O mês de dezembro é marcado pela conscientização e combate à Síndrome da Imunodeficiência Adquirida (AIDS) e Vírus da Imunodeficiência Humana (HIV). O ano de 2018 assinala 30 de luta, trazendo o tema “Uma bandeira de histórias e conquistas”, feito pelo Ministério da Saúde.
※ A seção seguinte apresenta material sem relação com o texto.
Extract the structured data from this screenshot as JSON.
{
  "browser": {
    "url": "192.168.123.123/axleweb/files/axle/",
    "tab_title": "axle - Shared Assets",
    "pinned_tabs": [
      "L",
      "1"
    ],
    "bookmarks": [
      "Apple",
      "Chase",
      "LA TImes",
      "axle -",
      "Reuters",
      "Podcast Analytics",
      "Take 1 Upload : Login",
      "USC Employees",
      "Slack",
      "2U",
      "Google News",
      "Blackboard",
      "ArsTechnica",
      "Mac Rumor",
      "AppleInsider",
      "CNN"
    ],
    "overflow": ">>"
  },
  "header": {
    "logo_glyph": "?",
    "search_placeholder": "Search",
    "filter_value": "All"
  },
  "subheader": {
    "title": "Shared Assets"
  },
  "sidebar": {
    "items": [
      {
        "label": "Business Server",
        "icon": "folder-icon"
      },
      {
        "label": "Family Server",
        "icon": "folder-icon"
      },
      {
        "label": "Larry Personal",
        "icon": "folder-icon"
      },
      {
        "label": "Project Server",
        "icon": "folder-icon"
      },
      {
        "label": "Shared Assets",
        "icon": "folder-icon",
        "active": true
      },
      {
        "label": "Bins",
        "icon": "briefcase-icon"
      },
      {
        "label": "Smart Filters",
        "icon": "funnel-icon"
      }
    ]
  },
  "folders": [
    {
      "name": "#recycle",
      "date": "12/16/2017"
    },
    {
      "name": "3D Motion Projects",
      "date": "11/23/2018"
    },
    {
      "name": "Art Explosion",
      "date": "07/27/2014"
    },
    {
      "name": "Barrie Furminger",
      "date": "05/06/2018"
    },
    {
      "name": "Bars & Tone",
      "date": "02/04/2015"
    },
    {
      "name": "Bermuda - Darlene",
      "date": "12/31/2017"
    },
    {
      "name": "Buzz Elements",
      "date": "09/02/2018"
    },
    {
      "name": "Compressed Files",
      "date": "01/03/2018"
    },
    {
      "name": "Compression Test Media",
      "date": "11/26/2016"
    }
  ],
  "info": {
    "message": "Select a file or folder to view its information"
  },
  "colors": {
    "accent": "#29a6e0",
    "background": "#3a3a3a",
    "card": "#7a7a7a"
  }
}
Ao contrário de 30 anos atrás, hoje é possível ter qualidade de vida mesmo com o vírus HIV.

Como o HIV, vírus causador da Aids, está presente no sangue, sêmen, secreção vaginal e leite materno, a doença pode ser transmitida de várias formas, como sexo sem camisinha (vaginal, anal ou oral), de mãe para o filho (quando não há acompanhamento especializado), compartilhamento de seringa ou agulha contaminada, instrumentos que furam ou cortam contaminados e não esterilizados, como alicates e até piercings e transfusão de sangue contaminado com o HIV. É importante frisar que o vírus não é transmitido por abraços, apertos de mão ou beijos.

Os primeiros sintomas da doença podem ser facilmente confundidos com um mal-estar ou resfriado, podendo apresentar febre, tosse seca, manchas na pele, calafrios, diarreia, aumento dos linfomas (ínguas) e dor de garganta. Por isso é importante fazer o teste que permite a verificação da infecção, disponível no Sistema Público de Saúde (SUS).

Segundo dados divulgados pelo Ministério da Saúde, a taxa de mortalidade em decorrência da doença diminuiu nos últimos anos, passando de 5,7 a cada 100 mil habitantes, em 2014, para 4,8, em 2017.

Ainda não há cura para a infecção pelo vírus HIV, mas há remédios que podem reduzir drasticamente a progressão da doença, deixando o vírus indetectável no corpo. Hoje é possível viver normalmente com HIV, pela evolução do diagnóstico e do tratamento, que também diminuiu os efeitos colaterais dos medicamentos.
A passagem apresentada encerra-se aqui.